COVID mortality rate in Bengal is highest in the country: Central team

Published : May 04, 2020 20:04 IST

At New Alipore, a hotspot adjoining Koklata, screening for COVID-19 being done at the doorstep.

The Inter-Ministerial Central Teams (IMCT) that have been touring West Bengal’s COVID-affected regions for the past two weeks left for Delhi on May 4, but not before making their “final observations” to Chief Secretary Rajiva Sinha.
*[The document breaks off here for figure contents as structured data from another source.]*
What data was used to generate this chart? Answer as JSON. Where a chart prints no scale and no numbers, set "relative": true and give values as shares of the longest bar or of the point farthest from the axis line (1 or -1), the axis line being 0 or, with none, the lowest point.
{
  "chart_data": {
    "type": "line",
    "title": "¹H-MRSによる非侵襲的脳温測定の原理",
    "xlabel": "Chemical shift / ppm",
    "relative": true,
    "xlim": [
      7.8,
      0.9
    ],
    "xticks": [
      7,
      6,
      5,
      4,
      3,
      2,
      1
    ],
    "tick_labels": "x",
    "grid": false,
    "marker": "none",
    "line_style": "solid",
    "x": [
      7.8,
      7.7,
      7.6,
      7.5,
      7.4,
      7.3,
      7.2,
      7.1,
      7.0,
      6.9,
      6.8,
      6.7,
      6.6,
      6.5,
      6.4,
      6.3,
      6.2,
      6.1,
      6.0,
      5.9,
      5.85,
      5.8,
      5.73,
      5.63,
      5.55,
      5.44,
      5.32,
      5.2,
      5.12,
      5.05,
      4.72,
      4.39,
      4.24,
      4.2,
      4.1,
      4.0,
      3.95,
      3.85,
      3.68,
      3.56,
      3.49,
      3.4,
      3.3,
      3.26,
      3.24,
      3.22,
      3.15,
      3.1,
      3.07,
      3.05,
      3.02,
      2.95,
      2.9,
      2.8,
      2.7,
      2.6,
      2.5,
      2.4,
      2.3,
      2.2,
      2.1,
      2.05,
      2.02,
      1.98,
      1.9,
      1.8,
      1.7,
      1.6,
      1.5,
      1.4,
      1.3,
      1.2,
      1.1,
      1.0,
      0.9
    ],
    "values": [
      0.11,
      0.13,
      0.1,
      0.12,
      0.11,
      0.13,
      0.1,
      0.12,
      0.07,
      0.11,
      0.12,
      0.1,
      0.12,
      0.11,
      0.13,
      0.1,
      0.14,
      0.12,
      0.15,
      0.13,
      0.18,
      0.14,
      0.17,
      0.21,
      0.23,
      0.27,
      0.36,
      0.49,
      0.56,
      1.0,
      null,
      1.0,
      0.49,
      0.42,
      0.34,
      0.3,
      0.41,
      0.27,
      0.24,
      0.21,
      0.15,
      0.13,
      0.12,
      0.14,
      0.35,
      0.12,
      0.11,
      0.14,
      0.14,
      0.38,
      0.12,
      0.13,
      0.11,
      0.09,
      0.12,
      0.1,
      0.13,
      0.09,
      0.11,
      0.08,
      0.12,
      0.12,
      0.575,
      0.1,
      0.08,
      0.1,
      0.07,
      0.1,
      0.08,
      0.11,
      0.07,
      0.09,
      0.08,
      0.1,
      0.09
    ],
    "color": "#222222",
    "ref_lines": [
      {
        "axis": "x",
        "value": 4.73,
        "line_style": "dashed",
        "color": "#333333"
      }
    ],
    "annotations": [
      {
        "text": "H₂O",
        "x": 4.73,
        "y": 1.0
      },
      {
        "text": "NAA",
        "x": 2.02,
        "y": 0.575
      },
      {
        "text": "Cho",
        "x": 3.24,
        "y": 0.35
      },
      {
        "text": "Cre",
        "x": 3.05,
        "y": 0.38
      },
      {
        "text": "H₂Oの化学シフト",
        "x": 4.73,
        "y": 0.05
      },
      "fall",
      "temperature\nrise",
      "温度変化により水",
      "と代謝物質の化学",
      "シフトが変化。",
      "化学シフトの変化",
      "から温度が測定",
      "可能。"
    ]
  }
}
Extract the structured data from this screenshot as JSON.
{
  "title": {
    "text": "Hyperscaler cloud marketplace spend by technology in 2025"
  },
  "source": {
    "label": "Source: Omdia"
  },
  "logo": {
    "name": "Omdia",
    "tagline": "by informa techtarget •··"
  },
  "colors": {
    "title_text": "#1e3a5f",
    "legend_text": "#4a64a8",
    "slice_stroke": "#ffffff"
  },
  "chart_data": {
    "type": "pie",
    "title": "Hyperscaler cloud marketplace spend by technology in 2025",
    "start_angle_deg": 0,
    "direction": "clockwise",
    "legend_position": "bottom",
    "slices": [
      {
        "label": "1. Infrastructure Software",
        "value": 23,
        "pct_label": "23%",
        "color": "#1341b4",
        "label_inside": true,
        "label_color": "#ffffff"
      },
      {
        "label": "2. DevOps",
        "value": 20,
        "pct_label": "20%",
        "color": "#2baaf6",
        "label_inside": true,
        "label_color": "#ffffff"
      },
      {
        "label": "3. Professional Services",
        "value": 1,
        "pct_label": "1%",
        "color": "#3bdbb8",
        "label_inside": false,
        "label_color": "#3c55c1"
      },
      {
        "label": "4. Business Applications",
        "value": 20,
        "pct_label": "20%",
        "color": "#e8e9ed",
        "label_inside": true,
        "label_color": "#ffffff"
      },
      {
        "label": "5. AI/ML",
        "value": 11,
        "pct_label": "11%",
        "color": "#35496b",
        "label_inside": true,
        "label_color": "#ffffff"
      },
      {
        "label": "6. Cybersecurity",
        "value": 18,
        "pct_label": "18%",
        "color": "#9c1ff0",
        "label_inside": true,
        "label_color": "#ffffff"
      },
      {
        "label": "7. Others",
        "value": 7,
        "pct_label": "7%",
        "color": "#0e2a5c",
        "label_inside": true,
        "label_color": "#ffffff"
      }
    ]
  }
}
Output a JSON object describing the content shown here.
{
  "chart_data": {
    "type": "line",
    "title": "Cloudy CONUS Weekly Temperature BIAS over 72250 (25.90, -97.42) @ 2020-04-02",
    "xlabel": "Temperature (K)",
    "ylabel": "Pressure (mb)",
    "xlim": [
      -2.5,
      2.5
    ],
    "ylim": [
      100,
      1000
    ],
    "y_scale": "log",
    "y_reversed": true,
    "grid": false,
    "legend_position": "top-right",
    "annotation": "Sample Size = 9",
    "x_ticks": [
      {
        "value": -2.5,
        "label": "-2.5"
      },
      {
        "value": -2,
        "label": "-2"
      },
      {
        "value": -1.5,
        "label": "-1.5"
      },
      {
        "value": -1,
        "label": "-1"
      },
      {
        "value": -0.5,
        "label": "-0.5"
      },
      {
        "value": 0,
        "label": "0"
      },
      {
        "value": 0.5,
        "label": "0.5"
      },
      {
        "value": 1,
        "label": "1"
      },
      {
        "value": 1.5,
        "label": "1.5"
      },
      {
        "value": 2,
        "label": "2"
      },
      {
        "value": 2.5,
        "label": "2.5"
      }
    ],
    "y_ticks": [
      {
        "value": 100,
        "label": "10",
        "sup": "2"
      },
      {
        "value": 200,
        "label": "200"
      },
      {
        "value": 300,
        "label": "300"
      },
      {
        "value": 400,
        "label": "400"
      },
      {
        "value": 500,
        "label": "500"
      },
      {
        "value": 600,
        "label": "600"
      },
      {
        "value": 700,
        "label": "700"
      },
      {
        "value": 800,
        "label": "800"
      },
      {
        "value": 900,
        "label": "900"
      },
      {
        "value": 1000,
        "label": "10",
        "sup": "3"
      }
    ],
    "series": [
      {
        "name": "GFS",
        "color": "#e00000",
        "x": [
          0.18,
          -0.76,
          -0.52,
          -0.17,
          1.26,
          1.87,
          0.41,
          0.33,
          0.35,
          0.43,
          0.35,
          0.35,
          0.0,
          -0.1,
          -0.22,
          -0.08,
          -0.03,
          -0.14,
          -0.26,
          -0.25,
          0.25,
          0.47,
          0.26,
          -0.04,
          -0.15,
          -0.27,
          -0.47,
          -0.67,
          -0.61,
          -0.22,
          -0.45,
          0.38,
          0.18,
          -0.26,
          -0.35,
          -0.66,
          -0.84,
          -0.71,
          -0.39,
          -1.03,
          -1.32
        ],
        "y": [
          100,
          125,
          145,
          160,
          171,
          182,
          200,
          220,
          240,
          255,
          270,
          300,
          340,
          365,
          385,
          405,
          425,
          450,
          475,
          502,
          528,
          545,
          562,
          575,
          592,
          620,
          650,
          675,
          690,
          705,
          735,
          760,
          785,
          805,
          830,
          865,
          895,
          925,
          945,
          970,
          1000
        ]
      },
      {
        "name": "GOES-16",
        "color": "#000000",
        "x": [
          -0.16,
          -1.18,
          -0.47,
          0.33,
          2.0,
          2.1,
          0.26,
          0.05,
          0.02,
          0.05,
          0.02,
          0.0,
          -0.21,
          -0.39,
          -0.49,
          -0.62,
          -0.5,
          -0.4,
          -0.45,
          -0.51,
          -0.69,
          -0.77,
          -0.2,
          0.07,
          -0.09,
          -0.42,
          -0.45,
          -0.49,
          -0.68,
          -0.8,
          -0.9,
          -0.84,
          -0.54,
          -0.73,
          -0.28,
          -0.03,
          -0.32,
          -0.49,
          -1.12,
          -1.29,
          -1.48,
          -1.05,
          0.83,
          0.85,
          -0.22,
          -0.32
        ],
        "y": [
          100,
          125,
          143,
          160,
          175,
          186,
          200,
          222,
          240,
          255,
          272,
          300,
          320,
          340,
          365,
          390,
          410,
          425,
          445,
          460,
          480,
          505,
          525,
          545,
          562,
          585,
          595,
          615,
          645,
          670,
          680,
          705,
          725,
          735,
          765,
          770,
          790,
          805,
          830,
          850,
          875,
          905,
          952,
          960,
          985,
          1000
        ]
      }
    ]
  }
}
In the letter the IMCT stated that the mortality rate among COVID patients in Bengal, at 12.8 per cent, was by far the highest in the country and that this was a “clear indication of low testing and weak surveillance and tracking”.

The IMCT’s calculation was done on the basis of the State government’s announcement on April 30 that the total death count of COVID patients in the State was 105 and the total number of COVID patients was 816. According to the State government, however, only 33 people had died of COVID (as of April 30), while the other 72 COVID-positive patients had died of co-morbidities as claimed by the State government-appointed Audit Committee.

In its final letter, the IMCT reiterated its earlier complaint that it had received no assistance from the State administration during its stay in Bengal. “In short the State government has taken an antagonistic view to the IMCT and has not supported the IMCT in the performance of its duties. This contrasts with the experience of IMCTs deputed to other States at the same time…,” the letter stated.

Two IMCT teams arrived in West Bengal on April 20 following allegations of rampant violation of the nationwide lockdown in different parts of the State. Peeved at the “unilateral action” of the Centre, Chief Minister Mamata Banerjee made it clear that her government would not cooperate with the Central teams. Although the State administration apparently capitulated after a stern letter from the Home Ministry, allegations of non-cooperation were repeatedly raised by the IMCTs.

The letter also pointed to the “discrepancy” in the number of COVID cases as stated by the State in its medical bulletins and its communications with the Centre. “The bulletin of 30.04.2020 showed active COVID cases as 572; discharged after treatment, 139; and expired due to COVID, 33, making for a total of 744. In a communication to the Union Secretary (Health and Family Welfare) from the Principal Secretary (Health) on the same day, the total number of cases was indicated to be 931, leading to a discrepancy of 187 cases. In addition, it was admitted on 30.04.2020 that 72 COVID patients have expired but classified as death due to co-morbidities. This number does not seem to find a reflection in the figure of 744,” said the letter, adding that the State government “needs to be transparent and consistent in reporting figures and not downplay the spread of the virus.”